Semiflows on finite topological spaces
Pedro J. Chocano
TL;DR
The paper analyzes semiflows on finite topological $T_0$ spaces, showing that non-trivial semiflows exist exactly when the space has down beat points, and such semiflows are essentially strong deformation retracts moving high points downward. It uses this characterization to prove that finite flows are always trivial and to connect dynamical behavior to the homotopy type of the space.
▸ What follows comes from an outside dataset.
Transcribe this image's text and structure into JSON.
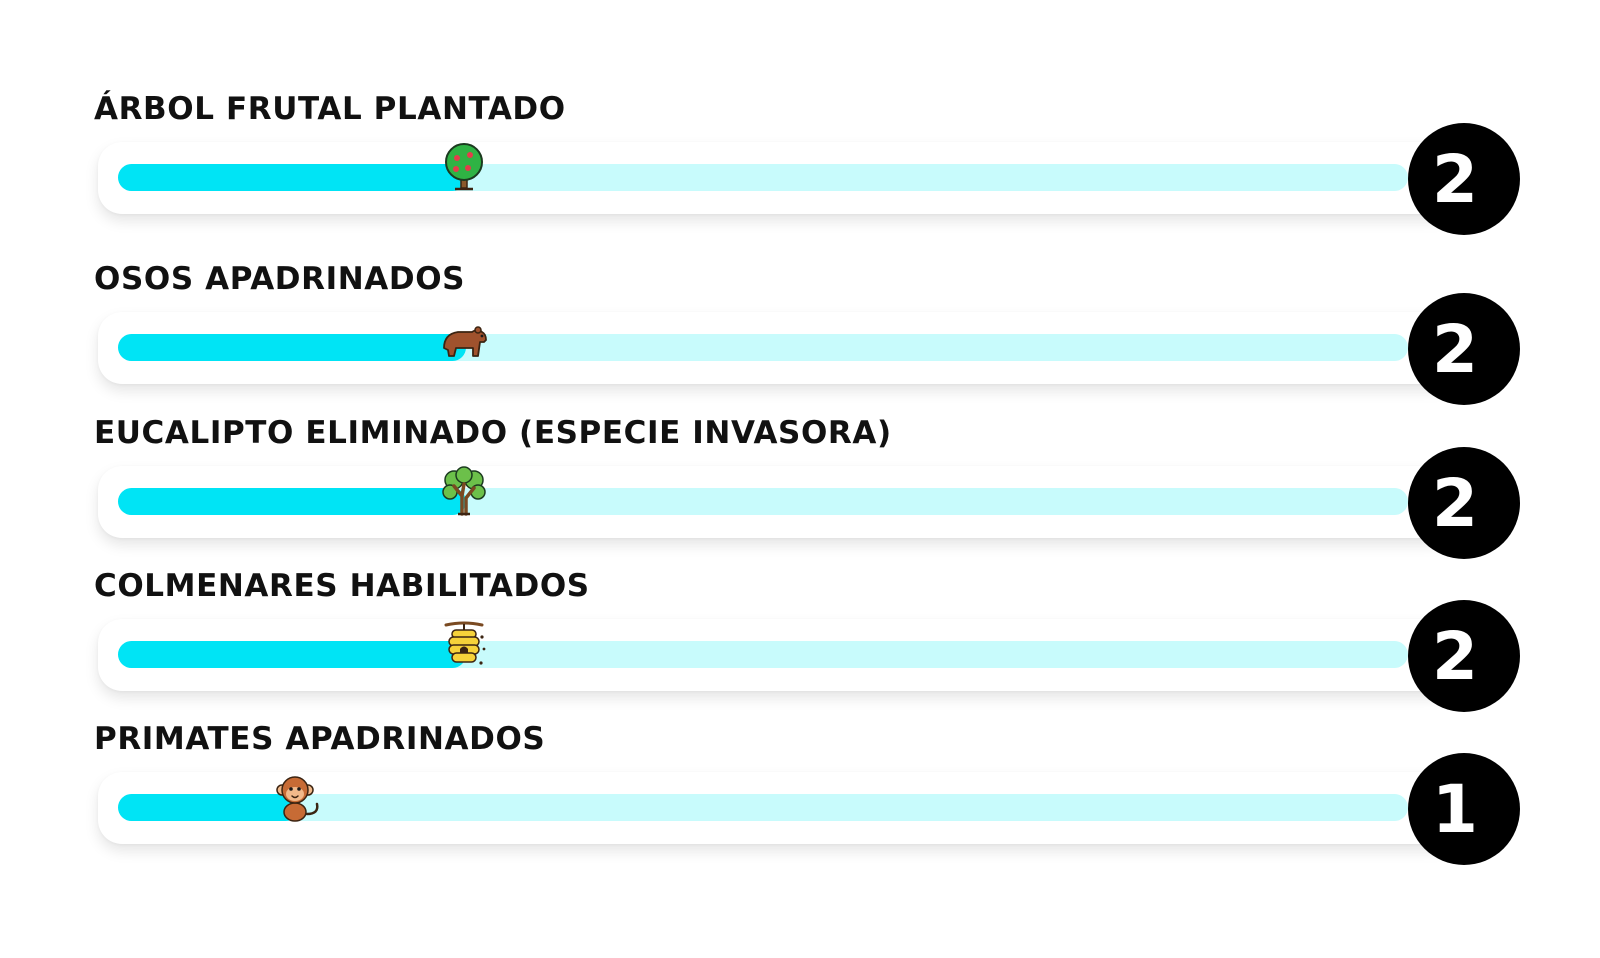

A counting framework is developed: the number of semiflows $S_F(X)$ satisfies $S_F(X)\ge 2^{|D(X)|}$ and equals 1 iff $D(X)=\emptyset$, with explicit constructions (e.g., spaces $X_n$) realizing a range of values for $S_F(X)$. The work links combinatorial topology with dynamical systems on finite spaces and raises questions about realizability and the role of potential down beat points in determining semiflow richness.
Abstract
In this paper, we study flows and semiflows defined on any given finite topological $T_0$-space $X$. We show that there exist non-trivial semiflows on $X$, unless $X$ is a minimal finite space. Specifically, non-trivial semiflows exist if and only if $X$ contains down beat points, and a non-trivial semiflow is essentially a strong deformation retraction. As a consequence of this result, we provide a new and concise proof that the only flow that can be defined on $X$ is the trivial flow. Finally, we discuss the number of different semiflows that can be defined on $X$ in terms of down beat points and other special points.